Can you really understand American history without understanding economics? Thomas Woods doesn't think so, which is why he wrote this fabulous, pithy, provocative, and supremely enlightening book.
And guess what? His research, and his training in the Austrian tradition of economics, led him to disagree with the mainstream of American history in many surprising ways.
For example, the Indians didn't save the Pilgrims from starvation by teaching them to grow corn. Thomas Jefferson thought states’ rights—an idea reviled today—were even more important than the Constitution’s checks and balances. The "Wild" West was more peaceful and a lot safer than most modern cities. And the biggest scandal of the Clinton years didn't involve an intern in a blue dress.
In America, where history is riddled with misrepresentations, misunderstandings, and flat-out lies about the people and events that have shaped the nation, there’s the history you know and then there’s the truth.
In 33 Questions About American History You’re Not Supposed to Ask, Thomas E. Woods Jr., the New York Times bestselling author of The Politically Incorrect Guide to American History, sets the record straight with a provocative look at the hidden truths about our nation’s history—the ones that have been buried because they’re too sensitive to discuss. Woods draws on real scholarship—as opposed to the myths, platitudes, and slogans so many other “history” books are based on—to ask and answer tough questions about American history, including:
- Was the Civil War all about slavery?
- Did the Framers really look to the American Indians as the model for the U.S. political system?

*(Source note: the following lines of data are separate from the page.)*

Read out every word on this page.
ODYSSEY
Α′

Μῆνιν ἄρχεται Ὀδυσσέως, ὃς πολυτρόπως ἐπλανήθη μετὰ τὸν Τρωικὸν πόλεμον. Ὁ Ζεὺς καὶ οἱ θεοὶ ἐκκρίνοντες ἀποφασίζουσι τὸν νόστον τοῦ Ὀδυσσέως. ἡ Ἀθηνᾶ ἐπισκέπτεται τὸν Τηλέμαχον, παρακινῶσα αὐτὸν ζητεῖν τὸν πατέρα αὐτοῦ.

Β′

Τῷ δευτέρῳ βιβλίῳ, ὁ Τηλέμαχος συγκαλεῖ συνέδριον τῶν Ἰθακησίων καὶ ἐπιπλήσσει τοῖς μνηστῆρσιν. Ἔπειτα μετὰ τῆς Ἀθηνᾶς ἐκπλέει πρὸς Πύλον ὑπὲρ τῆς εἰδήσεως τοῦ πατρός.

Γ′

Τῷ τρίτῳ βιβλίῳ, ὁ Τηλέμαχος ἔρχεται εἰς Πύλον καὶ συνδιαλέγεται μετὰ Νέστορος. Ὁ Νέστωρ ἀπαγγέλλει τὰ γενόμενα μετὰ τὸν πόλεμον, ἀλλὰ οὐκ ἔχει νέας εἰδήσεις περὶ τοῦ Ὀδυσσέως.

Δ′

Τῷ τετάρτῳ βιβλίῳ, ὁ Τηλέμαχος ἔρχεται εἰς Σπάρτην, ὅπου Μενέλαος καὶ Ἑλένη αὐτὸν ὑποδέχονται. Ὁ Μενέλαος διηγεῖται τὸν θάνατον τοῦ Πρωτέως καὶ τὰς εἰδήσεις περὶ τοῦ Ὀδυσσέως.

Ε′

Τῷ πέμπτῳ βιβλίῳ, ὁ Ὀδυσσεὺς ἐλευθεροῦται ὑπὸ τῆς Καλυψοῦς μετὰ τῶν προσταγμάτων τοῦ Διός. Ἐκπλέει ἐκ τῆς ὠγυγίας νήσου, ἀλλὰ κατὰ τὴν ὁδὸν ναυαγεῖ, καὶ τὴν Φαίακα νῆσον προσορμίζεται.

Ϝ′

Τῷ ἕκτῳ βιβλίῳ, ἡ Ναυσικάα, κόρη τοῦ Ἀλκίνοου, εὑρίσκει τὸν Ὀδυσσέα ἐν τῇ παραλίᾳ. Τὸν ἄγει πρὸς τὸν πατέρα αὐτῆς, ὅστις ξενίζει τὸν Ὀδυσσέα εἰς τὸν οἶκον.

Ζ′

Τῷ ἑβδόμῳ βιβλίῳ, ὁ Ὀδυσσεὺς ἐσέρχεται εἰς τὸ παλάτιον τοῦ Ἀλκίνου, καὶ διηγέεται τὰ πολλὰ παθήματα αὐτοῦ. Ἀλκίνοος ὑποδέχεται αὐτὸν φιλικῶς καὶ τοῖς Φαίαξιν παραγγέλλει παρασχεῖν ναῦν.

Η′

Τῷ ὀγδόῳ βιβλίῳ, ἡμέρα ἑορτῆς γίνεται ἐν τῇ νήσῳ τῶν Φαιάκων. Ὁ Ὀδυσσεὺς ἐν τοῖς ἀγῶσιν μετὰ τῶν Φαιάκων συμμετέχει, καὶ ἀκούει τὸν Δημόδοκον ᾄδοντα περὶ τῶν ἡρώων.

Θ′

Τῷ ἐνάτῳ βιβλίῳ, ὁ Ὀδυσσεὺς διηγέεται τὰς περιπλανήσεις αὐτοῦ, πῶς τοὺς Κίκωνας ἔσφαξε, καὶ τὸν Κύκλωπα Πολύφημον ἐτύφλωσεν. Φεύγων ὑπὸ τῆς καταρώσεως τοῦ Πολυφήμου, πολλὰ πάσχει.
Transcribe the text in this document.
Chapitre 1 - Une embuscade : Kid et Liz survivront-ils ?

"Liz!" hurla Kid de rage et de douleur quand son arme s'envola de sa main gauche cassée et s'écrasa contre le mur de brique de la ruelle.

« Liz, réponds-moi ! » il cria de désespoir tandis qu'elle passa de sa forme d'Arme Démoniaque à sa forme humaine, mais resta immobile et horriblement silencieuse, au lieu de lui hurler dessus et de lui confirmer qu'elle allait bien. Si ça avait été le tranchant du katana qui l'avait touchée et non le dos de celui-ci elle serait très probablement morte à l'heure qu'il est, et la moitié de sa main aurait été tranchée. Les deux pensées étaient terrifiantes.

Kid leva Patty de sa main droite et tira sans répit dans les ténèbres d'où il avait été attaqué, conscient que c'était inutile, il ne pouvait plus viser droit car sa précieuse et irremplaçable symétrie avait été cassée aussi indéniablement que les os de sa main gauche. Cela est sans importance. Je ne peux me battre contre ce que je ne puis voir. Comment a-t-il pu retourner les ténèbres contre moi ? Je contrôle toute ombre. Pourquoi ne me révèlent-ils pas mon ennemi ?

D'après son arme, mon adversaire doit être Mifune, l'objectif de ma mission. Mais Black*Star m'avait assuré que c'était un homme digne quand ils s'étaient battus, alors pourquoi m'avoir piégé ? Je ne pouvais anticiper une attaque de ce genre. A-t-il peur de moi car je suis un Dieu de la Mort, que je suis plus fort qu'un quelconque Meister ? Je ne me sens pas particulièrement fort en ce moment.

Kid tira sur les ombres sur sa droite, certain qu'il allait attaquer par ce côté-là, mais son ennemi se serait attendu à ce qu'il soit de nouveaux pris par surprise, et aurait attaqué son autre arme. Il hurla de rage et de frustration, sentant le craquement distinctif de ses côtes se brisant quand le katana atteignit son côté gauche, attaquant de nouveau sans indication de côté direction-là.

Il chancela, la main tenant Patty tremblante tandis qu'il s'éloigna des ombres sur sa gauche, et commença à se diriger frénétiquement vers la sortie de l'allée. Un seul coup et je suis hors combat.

- Was the U.S. Constitution meant to be a "living, breathing" document—and does it grant the federal government wide latitude to operateas it pleases?
- Did Bill Clinton actually stop a genocide, as we’re told?
- Did capitalism cause the Great Depression?
- Was discrimination the cause of wage disparities?
- Did unions make wages rise?
- Can the President really do what he wants in foreign policy?
- Did Hoover really do nothing to stop the Depression?
You’d never know it from the history that’s been handed down to us, but the answer to all those questions is no.
Woods’s eye-opening exploration reveals how much has been whitewashed from the historical record, overlooked, and skewed beyond recognition. More informative than your last U.S. history class, 33 Questions About American History You’re Not Supposed to Ask will have you wondering just how much about your nation’s past you haven’t been told.
Will this book start arguments? Yes, indeed, but such arguments are long overdue. So much of Woods book is answer to the claims that are merely taken for granted in classroom across America, and for many decades.
At last, there is fun-to-read, one-stop answer to all the main ones, a book designed to get America thinking again.